ROI

Single-Touch Attribution: Mapping Marketing ROI Back to Content

Mapping ROI back to content isn’t easy, but it’s essential to determine the effectiveness of the content you create. With the complex marketing strategies most of us design today, models like “multi-touch” and “omni-touch” are crucial to genuinely mapping ROI to every piece of content in the buyer’s journey. These complex attribution models allow us to drill deep and get a more accurate picture of how our content influences buyers and where we may need to tighten our efforts.

But is complex always the right path? Single-touch attribution, where 100 percent of the conversion credit is given to one touch point in a buyer’s journey, can still have a place in modern marketing analytics.

Why Use Single-Touch Attribution?

Marketing teams that use single-touch attribution usually choose the first or the last touch point to qualify the lead as derived from marketing. So why use single-touch attribution in a 21st-century marketing context?

1. It’s easy to implement.

Marketers choose one interaction with a customer (often the first or the last) and credit the entire sale to that piece of content, regardless of how many touch points are created for the buyer’s journey.

This could be the social ad you ran on LinkedIn that first caught your customer’s attention which drove them to read a blog (first touch), or the webinar you offered that convinced the customer to purchase your service or product (last touch).

First-Touch Attribution Model

Last-Touch Attribution

2. It’s easy to understand.

When tying ROI to the content, choosing one touch point is the simplest way to show how your content marketing efforts worked. It’s also the easiest to explain to leadership how you arrived at your conclusion (that webinar worked!) without needing a wall with yarn, pins, and a pad of stickies.

Last-Touch Attribution

For example, a potential customer sees an ad for your product and signs up for a webinar. After attending the webinar, they purchase the product from the follow-up email. In first-touch attribution, the ad gets the credit for the sale. In last-touch attribution, the follow-up email receives all the glory.
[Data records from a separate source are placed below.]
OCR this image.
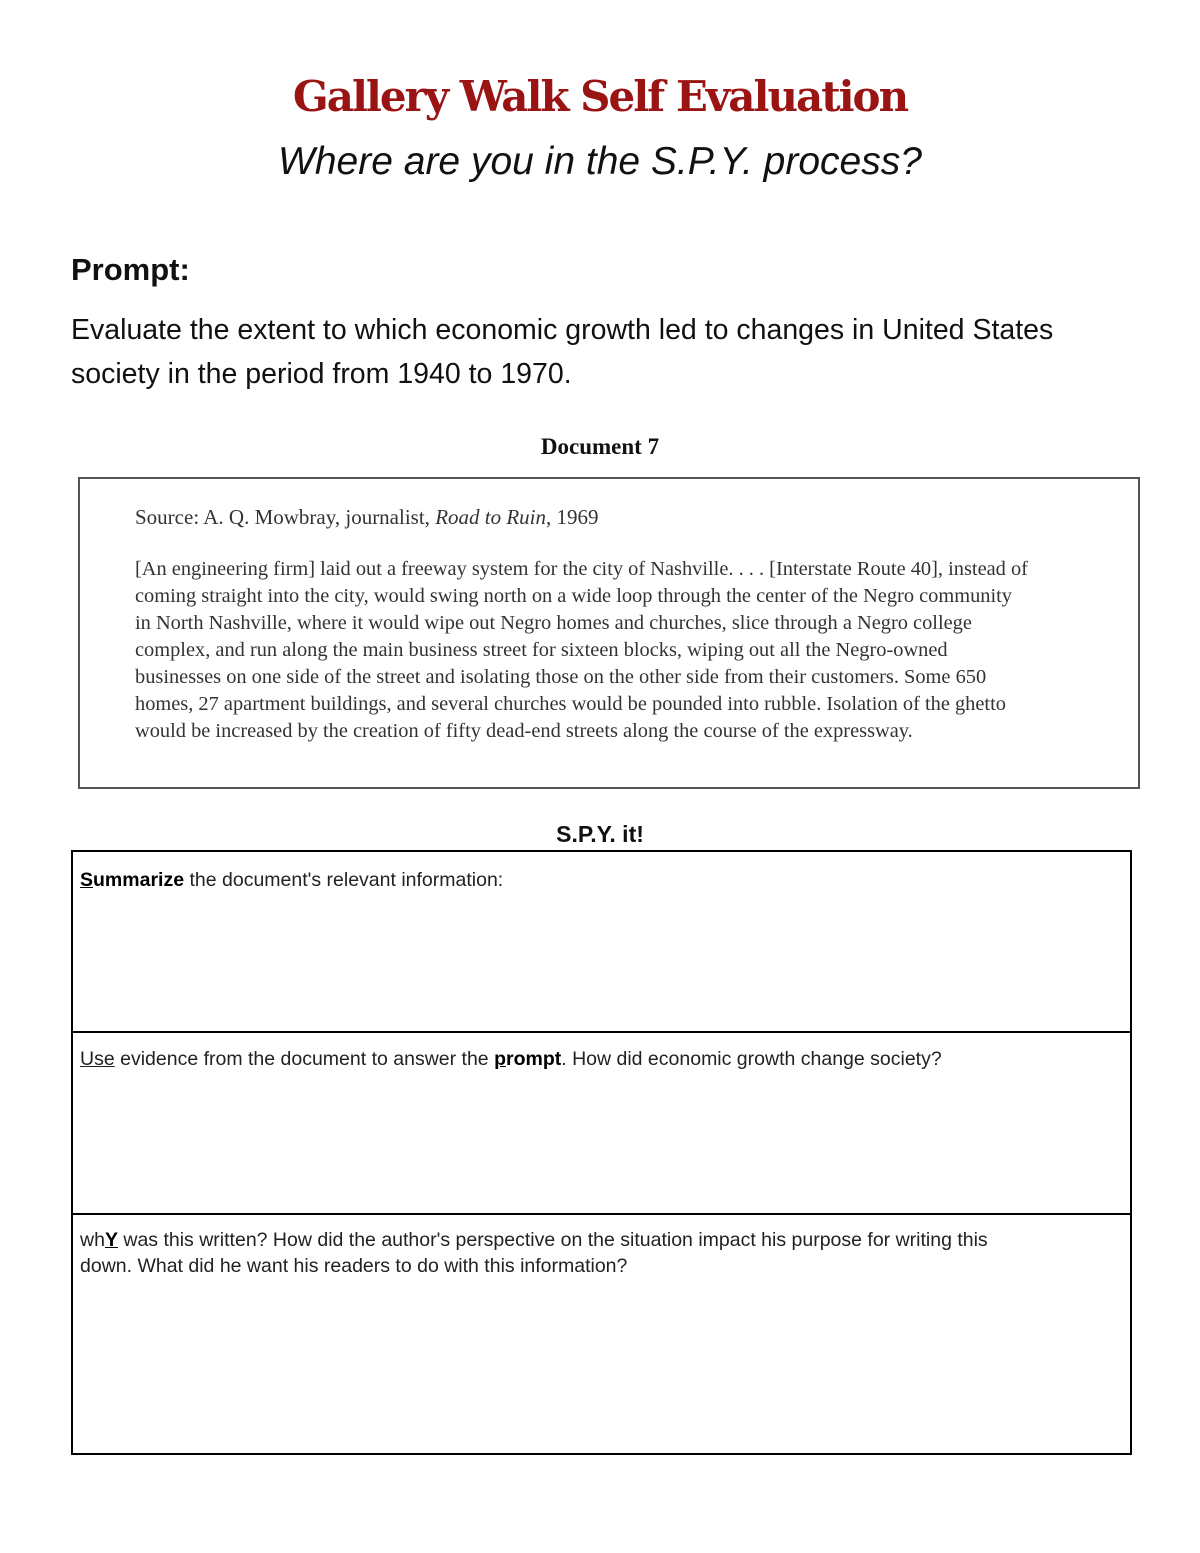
Gallery Walk Self Evaluation
Where are you in the S.P.Y. process?
Prompt:
Evaluate the extent to which economic growth led to changes in United States society in the period from 1940 to 1970.
Document 7
Source: A. Q. Mowbray, journalist, Road to Ruin, 1969
[An engineering firm] laid out a freeway system for the city of Nashville. . . . [Interstate Route 40], instead of
coming straight into the city, would swing north on a wide loop through the center of the Negro community
in North Nashville, where it would wipe out Negro homes and churches, slice through a Negro college
complex, and run along the main business street for sixteen blocks, wiping out all the Negro-owned
businesses on one side of the street and isolating those on the other side from their customers. Some 650
homes, 27 apartment buildings, and several churches would be pounded into rubble. Isolation of the ghetto
would be increased by the creation of fifty dead-end streets along the course of the expressway.
S.P.Y. it!
Summarize the document's relevant information:
Use evidence from the document to answer the prompt. How did economic growth change society?
whY was this written? How did the author's perspective on the situation impact his purpose for writing this
down. What did he want his readers to do with this information?
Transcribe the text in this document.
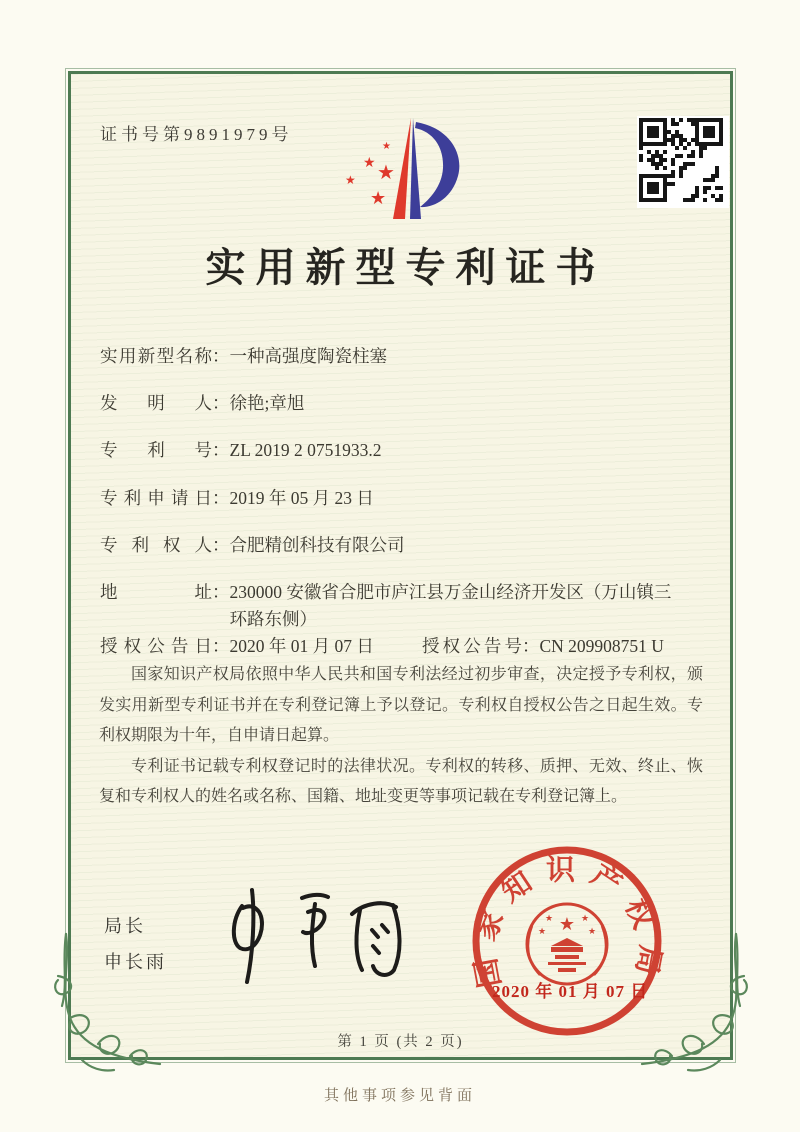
证书号第9891979号
★
★ ★
★
★
实用新型专利证书
实用新型名称：一种高强度陶瓷柱塞
发明人：徐艳;章旭
专利号：ZL 2019 2 0751933.2
专利申请日：2019 年 05 月 23 日
专利权人：合肥精创科技有限公司
地址：230000 安徽省合肥市庐江县万金山经济开发区（万山镇三环路东侧）
授权公告日：2020 年 01 月 07 日	授权公告号：CN 209908751 U

国家知识产权局依照中华人民共和国专利法经过初步审查，决定授予专利权，颁发实用新型专利证书并在专利登记簿上予以登记。专利权自授权公告之日起生效。专利权期限为十年，自申请日起算。

专利证书记载专利权登记时的法律状况。专利权的转移、质押、无效、终止、恢复和专利权人的姓名或名称、国籍、地址变更等事项记载在专利登记簿上。

局长
申长雨	国家知识产权局
★
★	★
★	★
2020 年 01 月 07 日
第 1 页 (共 2 页)
其他事项参见背面
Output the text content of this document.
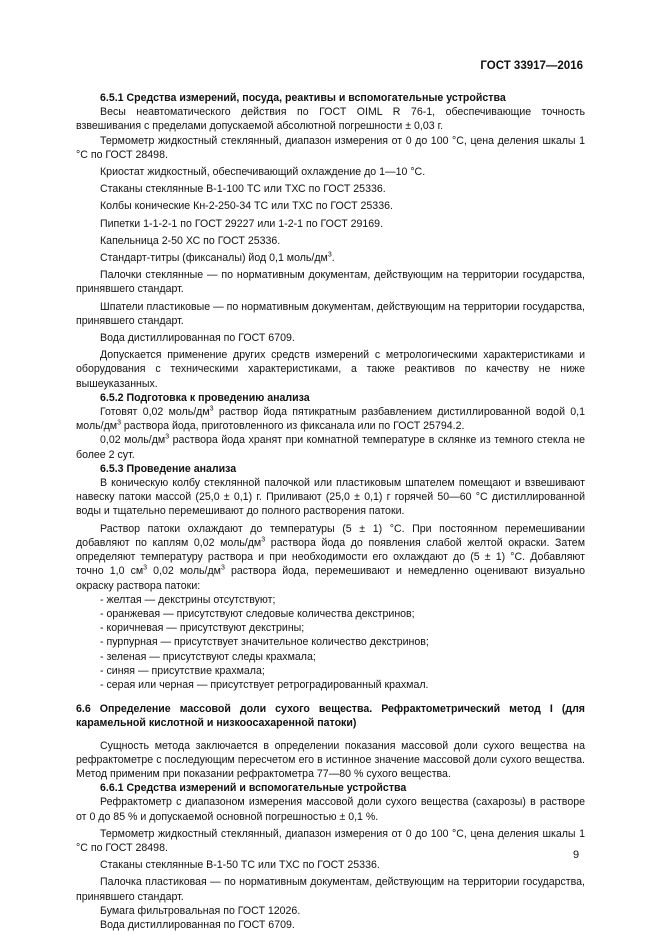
ГОСТ 33917—2016

6.5.1 Средства измерений, посуда, реактивы и вспомогательные устройства

Весы неавтоматического действия по ГОСТ OIML R 76-1, обеспечивающие точность взвешивания с пределами допускаемой абсолютной погрешности ± 0,03 г.

Термометр жидкостный стеклянный, диапазон измерения от 0 до 100 °С, цена деления шкалы 1 °С по ГОСТ 28498.

Криостат жидкостный, обеспечивающий охлаждение до 1—10 °С.

Стаканы стеклянные В-1-100 ТС или ТХС по ГОСТ 25336.

Колбы конические Кн-2-250-34 ТС или ТХС по ГОСТ 25336.

Пипетки 1-1-2-1 по ГОСТ 29227 или 1-2-1 по ГОСТ 29169.

Капельница 2-50 ХС по ГОСТ 25336.

Стандарт-титры (фиксаналы) йод 0,1 моль/$дм^3$.

Палочки стеклянные — по нормативным документам, действующим на территории государства, принявшего стандарт.

Шпатели пластиковые — по нормативным документам, действующим на территории государства, принявшего стандарт.

Вода дистиллированная по ГОСТ 6709.

Допускается применение других средств измерений с метрологическими характеристиками и оборудования с техническими характеристиками, а также реактивов по качеству не ниже вышеуказанных.

6.5.2 Подготовка к проведению анализа

Готовят 0,02 моль/$дм^3$ раствор йода пятикратным разбавлением дистиллированной водой 0,1 моль/$дм^3$ раствора йода, приготовленного из фиксанала или по ГОСТ 25794.2.

0,02 моль/$дм^3$ раствора йода хранят при комнатной температуре в склянке из темного стекла не более 2 сут.

6.5.3 Проведение анализа

В коническую колбу стеклянной палочкой или пластиковым шпателем помещают и взвешивают навеску патоки массой (25,0 ± 0,1) г. Приливают (25,0 ± 0,1) г горячей 50—60 °С дистиллированной воды и тщательно перемешивают до полного растворения патоки.

Раствор патоки охлаждают до температуры (5 ± 1) °С. При постоянном перемешивании добавляют по каплям 0,02 моль/$дм^3$ раствора йода до появления слабой желтой окраски. Затем определяют температуру раствора и при необходимости его охлаждают до (5 ± 1) °С. Добавляют точно 1,0 $см^3$ 0,02 моль/$дм^3$ раствора йода, перемешивают и немедленно оценивают визуально окраску раствора патоки:

- желтая — декстрины отсутствуют;

- оранжевая — присутствуют следовые количества декстринов;

- коричневая — присутствуют декстрины;

- пурпурная — присутствует значительное количество декстринов;

- зеленая — присутствуют следы крахмала;

- синяя — присутствие крахмала;

- серая или черная — присутствует ретроградированный крахмал.

6.6 Определение массовой доли сухого вещества. Рефрактометрический метод I (для карамельной кислотной и низкоосахаренной патоки)

Сущность метода заключается в определении показания массовой доли сухого вещества на рефрактометре с последующим пересчетом его в истинное значение массовой доли сухого вещества. Метод применим при показании рефрактометра 77—80 % сухого вещества.

6.6.1 Средства измерений и вспомогательные устройства

Рефрактометр с диапазоном измерения массовой доли сухого вещества (сахарозы) в растворе от 0 до 85 % и допускаемой основной погрешностью ± 0,1 %.

Термометр жидкостный стеклянный, диапазон измерения от 0 до 100 °С, цена деления шкалы 1 °С по ГОСТ 28498.

Стаканы стеклянные В-1-50 ТС или ТХС по ГОСТ 25336.

Палочка пластиковая — по нормативным документам, действующим на территории государства, принявшего стандарт.

Бумага фильтровальная по ГОСТ 12026.

Вода дистиллированная по ГОСТ 6709.

9
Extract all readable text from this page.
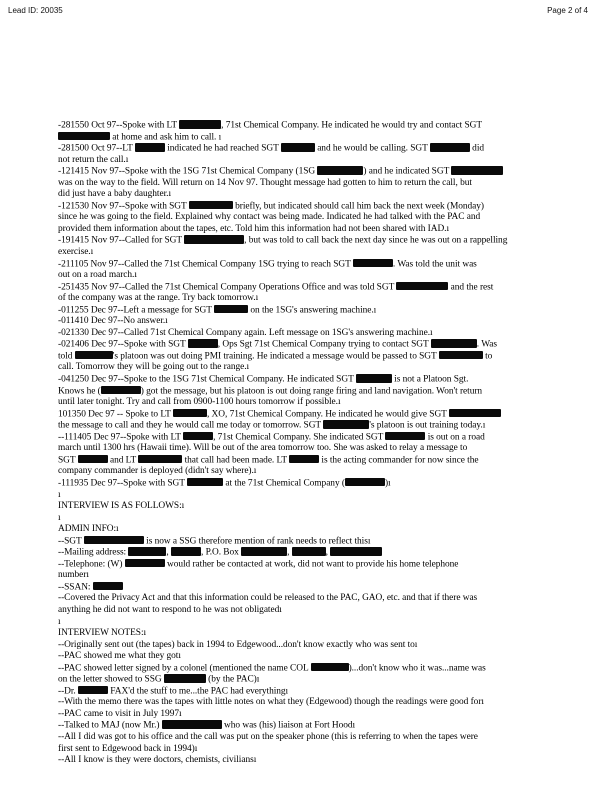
Lead ID: 20035	Page 2 of 4
-281550 Oct 97--Spoke with LT	, 71st Chemical Company. He indicated he would try and contact SGT
at home and ask him to call. ı
-281500 Oct 97--LT	indicated he had reached SGT	and he would be calling. SGT	did
not return the call.ı
-121415 Nov 97--Spoke with the 1SG 71st Chemical Company (1SG	) and he indicated SGT
was on the way to the field. Will return on 14 Nov 97. Thought message had gotten to him to return the call, but
did just have a baby daughter.ı
-121530 Nov 97--Spoke with SGT	briefly, but indicated should call him back the next week (Monday)
since he was going to the field. Explained why contact was being made. Indicated he had talked with the PAC and
provided them information about the tapes, etc. Told him this information had not been shared with IAD.ı
-191415 Nov 97--Called for SGT	, but was told to call back the next day since he was out on a rappelling
exercise.ı
-211105 Nov 97--Called the 71st Chemical Company 1SG trying to reach SGT	. Was told the unit was
out on a road march.ı
-251435 Nov 97--Called the 71st Chemical Company Operations Office and was told SGT	and the rest
of the company was at the range. Try back tomorrow.ı
-011255 Dec 97--Left a message for SGT	on the 1SG's answering machine.ı
-011410 Dec 97--No answer.ı
-021330 Dec 97--Called 71st Chemical Company again. Left message on 1SG's answering machine.ı
-021406 Dec 97--Spoke with SGT	, Ops Sgt 71st Chemical Company trying to contact SGT	. Was
told	's platoon was out doing PMI training. He indicated a message would be passed to SGT	to
call. Tomorrow they will be going out to the range.ı
-041250 Dec 97--Spoke to the 1SG 71st Chemical Company. He indicated SGT	is not a Platoon Sgt.
Knows he (	) got the message, but his platoon is out doing range firing and land navigation. Won't return
until later tonight. Try and call from 0900-1100 hours tomorrow if possible.ı
101350 Dec 97 -- Spoke to LT	, XO, 71st Chemical Company. He indicated he would give SGT
the message to call and they he would call me today or tomorrow. SGT	's platoon is out training today.ı
--111405 Dec 97--Spoke with LT	, 71st Chemical Company. She indicated SGT	is out on a road
march until 1300 hrs (Hawaii time). Will be out of the area tomorrow too. She was asked to relay a message to
SGT	and LT	that call had been made. LT	is the acting commander for now since the
company commander is deployed (didn't say where).ı
-111935 Dec 97--Spoke with SGT	at the 71st Chemical Company (	)ı
ı
INTERVIEW IS AS FOLLOWS:ı
ı
ADMIN INFO:ı
--SGT	is now a SSG therefore mention of rank needs to reflect thisı
--Mailing address:	,	, P.O. Box	,	,
--Telephone: (W)	would rather be contacted at work, did not want to provide his home telephone
numberı
--SSAN:
--Covered the Privacy Act and that this information could be released to the PAC, GAO, etc. and that if there was
anything he did not want to respond to he was not obligatedı
ı
INTERVIEW NOTES:ı
--Originally sent out (the tapes) back in 1994 to Edgewood...don't know exactly who was sent toı
--PAC showed me what they gotı
--PAC showed letter signed by a colonel (mentioned the name COL	)...don't know who it was...name was
on the letter showed to SSG	(by the PAC)ı
--Dr.	FAX'd the stuff to me...the PAC had everythingı
--With the memo there was the tapes with little notes on what they (Edgewood) though the readings were good forı
--PAC came to visit in July 1997ı
--Talked to MAJ (now Mr.)	who was (his) liaison at Fort Hoodı
--All I did was got to his office and the call was put on the speaker phone (this is referring to when the tapes were
first sent to Edgewood back in 1994)ı
--All I know is they were doctors, chemists, civiliansı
3. Great for smaller companies.

Companies with simple marketing or sales systems (or no sales team at all), a shorter sales cycle, a smaller budget, or teams that only use one or two channels may find a single-touch model is a great option for them. There’s no need to over-complicate a process before it’s ready to become complex.

Challenges of Single-Touch Attribution

While single-touch attribution has a place in marketing analytics, it doesn’t come without challenges. The biggest: single-touch doesn’t capture the entire picture of how a customer moves through the buyer’s journey. Did they purchase your product based on that one ad they saw on TikTok, or did additional touch points (product reviews, blog posts, newsletters, etc.) influence their purchase? To truly understand how a customer went from interest to purchase, you need the complexity a multi- or omni-touch model provides.

Multi-Touch Attribution

The danger of putting all your analytics eggs in the single-touch basket is that the data will be skewed. Single-touch doesn’t look at anything else (touch point or channel) in the buyer’s journey, nor does it show which was the most effective. The buyer’s first encounter with a blog post may have set them down the path to purchase, but was it really the piece that moved them from consideration to purchase? Probably not, but it’s still an important part in the buyer’s journey. We can’t always assume the last touch point was what clinched the deal.

Use Single-Touch Attribution to Test Effectiveness

If you have a complex funnel with a longer buying cycle, it’s likely you use a multi- or omni-touch attribution model. However, single-touch attribution can still be used to test different channels or touch points within your marketing funnel for effectiveness or to answer specific questions you may have about your funnel.

For example, you may use social media, newsletters, blogs, and videos as top-of-funnel content. By taking a microscopic view of each channel, you can discover which ones drive the customer deeper into your sales funnel and can inform where you allocate more resources to drive more customers to a purchase.

Single-touch attribution can also provide insight into bottom-funnel content and how it influences customer decision-making. Do you have a higher conversion rate after reading a case study, or are webinars more effective? Do you see more sales after customers consider a side-by-side comparison with your competitor? Single-touch is also great for sales teams, as it can help determine which campaigns are instrumental to qualifying a sales lead.

Single-touch attribution doesn’t have to go the way of the 8-track just yet. It’s a great way to keep things simple when needed. If you’re already functioning in a matrix model, single-touch attribution can help you evaluate and fine-tune parts of your content marketing efforts.